Luthra Ishika, Priyadarshi Satyam, Guo Rui, Mahieu Lukas, Kempynck Niklas, Dooley Damion, Penzar Dmitry, Vorontsov Ilya, Sheng Yilun, Tu Xinming, Klie Adam, Drusinsky Shiron, Floren Alexander, Armand Ethan, Alasoo Kaur, Seelig Georg, Tewhey Ryan, Koo Peter, Agarwal Vikram, Gosai Sager, Pinello Luca, White Michael A, Lal Avantika, Zeitlinger Julia, Pollard Katherine S, Libbrecht Maxwell, Carter Hannah, Mostafavi Sara, Kulakovskiy Ivan, Hsiao Will, Aerts Stein, Zhou Jian, de Boer Carl G
School of Biomedical Engineering, University of British Columbia, Vancouver, BC, Canada.
Lyda Hill Department of Bioinformatics, University of Texas Southwestern Medical Center, Dallas, TX, USA.
bioRxiv. 2025 Jul 8:2025.07.04.663250. doi: 10.1101/2025.07.04.663250.
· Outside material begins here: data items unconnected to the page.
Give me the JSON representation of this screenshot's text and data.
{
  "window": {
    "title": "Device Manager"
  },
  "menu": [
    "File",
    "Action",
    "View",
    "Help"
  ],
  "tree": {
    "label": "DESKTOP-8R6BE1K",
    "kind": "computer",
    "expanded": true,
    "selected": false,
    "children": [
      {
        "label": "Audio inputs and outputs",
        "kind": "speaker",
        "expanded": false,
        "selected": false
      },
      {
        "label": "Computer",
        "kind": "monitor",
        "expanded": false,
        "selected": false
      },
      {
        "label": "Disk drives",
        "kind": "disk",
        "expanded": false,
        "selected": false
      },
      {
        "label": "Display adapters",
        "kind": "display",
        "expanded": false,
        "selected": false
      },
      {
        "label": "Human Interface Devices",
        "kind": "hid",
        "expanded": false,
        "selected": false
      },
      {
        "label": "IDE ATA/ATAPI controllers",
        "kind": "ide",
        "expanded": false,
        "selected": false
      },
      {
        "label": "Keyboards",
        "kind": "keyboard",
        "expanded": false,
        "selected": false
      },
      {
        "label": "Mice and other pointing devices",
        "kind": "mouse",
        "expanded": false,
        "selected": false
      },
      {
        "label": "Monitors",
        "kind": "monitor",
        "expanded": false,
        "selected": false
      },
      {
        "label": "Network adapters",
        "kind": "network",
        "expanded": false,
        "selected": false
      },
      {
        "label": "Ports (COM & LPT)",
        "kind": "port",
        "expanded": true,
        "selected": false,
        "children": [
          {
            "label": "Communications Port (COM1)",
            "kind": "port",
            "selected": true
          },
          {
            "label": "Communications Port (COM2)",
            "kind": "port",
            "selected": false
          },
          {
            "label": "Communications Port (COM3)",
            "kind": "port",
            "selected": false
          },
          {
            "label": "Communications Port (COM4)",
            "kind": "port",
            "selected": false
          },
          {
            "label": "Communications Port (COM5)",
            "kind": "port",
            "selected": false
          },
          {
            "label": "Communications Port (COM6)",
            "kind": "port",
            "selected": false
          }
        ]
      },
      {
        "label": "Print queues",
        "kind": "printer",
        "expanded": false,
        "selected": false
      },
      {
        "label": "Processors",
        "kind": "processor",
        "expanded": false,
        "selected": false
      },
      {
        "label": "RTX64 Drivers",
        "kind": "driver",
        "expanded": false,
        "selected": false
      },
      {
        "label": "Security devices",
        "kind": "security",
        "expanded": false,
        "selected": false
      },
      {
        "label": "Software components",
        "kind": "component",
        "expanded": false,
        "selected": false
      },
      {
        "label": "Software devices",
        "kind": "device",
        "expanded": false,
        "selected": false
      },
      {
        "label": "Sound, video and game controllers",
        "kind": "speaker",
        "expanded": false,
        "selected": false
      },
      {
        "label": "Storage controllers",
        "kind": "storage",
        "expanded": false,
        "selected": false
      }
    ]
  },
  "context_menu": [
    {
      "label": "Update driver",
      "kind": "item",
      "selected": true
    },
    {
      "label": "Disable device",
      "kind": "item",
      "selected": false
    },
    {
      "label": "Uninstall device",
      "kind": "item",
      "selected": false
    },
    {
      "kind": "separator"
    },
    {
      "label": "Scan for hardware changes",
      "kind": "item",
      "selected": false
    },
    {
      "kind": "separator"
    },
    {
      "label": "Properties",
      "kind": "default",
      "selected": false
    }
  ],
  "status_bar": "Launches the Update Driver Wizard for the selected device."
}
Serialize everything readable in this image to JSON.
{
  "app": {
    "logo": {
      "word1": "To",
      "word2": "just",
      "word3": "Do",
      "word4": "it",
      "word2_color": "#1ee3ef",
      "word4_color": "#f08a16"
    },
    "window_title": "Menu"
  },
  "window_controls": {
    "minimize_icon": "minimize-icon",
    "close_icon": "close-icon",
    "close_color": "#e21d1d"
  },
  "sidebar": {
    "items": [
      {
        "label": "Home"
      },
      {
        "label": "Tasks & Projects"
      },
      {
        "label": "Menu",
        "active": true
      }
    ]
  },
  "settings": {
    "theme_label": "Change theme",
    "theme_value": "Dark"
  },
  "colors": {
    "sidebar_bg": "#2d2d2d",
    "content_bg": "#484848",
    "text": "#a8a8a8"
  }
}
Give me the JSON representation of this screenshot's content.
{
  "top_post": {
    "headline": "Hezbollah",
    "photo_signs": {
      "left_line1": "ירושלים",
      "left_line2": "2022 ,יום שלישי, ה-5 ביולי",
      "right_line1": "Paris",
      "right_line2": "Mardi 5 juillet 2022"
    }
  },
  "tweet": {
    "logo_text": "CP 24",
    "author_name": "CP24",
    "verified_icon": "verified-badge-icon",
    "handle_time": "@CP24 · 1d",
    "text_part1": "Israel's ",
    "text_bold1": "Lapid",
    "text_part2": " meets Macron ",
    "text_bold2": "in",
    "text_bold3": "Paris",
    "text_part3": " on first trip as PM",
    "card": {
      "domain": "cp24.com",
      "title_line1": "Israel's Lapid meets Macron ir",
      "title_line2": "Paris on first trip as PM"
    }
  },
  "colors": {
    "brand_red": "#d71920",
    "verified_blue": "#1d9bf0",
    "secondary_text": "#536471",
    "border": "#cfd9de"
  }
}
The rapid expansion of genomics datasets and the application of machine learning has produced sequence-to-activity genomics models with ever-expanding capabilities. However, benchmarking these models on practical applications has been challenging because individual projects evaluate their models in ad hoc ways, and there is substantial heterogeneity of both model architectures and benchmarking tasks. To address this challenge, we have created GAME, a system for large-scale, community-led standardized model benchmarking on user-defined evaluation tasks. We borrow concepts from the Application Programming Interface (API) paradigm to allow for seamless communication between pre-trained models and benchmarking tasks, ensuring consistent evaluation protocols. Because all models and benchmarks are inherently compatible in this framework, the continual addition of new models and new benchmarks is easy. We also developed a Matcher module powered by a large language model (LLM) to automate ambiguous task alignment between benchmarks and models. Containerization of these modules enhances reproducibility and facilitates the deployment of models and benchmarks across computing platforms. By focusing on predicting underlying biochemical phenomena (e.g. gene expression, open chromatin, DNA binding), we ensure that tasks remain technology-independent. We provide examples of benchmarks and models implementing this framework, and anticipate that the community will contribute their own, leading to an ever-expanding and evolving set of models and evaluation tasks. This resource will accelerate genomics research by illuminating the best models for a given task, motivating novel functional genomic benchmarks, and providing a more nuanced understanding of model abilities.
基因组学数据集的迅速扩展以及机器学习的应用催生了功能不断扩展的序列到活性基因组学模型。然而,在实际应用中对这些模型进行基准测试具有挑战性,因为各个项目以临时方式评估其模型,并且模型架构和基准测试任务存在很大的异质性。为应对这一挑战,我们创建了GAME,这是一个用于在用户定义的评估任务上进行大规模、社区主导的标准化模型基准测试的系统。我们借鉴了应用程序编程接口(API)范式的概念,以实现预训练模型与基准测试任务之间的无缝通信,确保评估协议的一致性。由于在此框架中所有模型和基准测试本质上都是兼容的,因此轻松添加新模型和新基准测试很容易。我们还开发了一个由大语言模型(LLM)驱动的匹配器模块,以自动完成基准测试与模型之间模糊的任务对齐。这些模块的容器化提高了可重复性,并便于在计算平台上部署模型和基准测试。通过专注于预测潜在的生化现象(例如基因表达、开放染色质、DNA结合),我们确保任务与技术无关。我们提供了实现此框架的基准测试和模型的示例,并预计社区将贡献自己的内容,从而导致模型和评估任务的不断扩展和发展。这一资源将通过阐明给定任务的最佳模型、激发新的功能基因组学基准测试以及提供对模型能力更细致入微的理解来加速基因组学研究。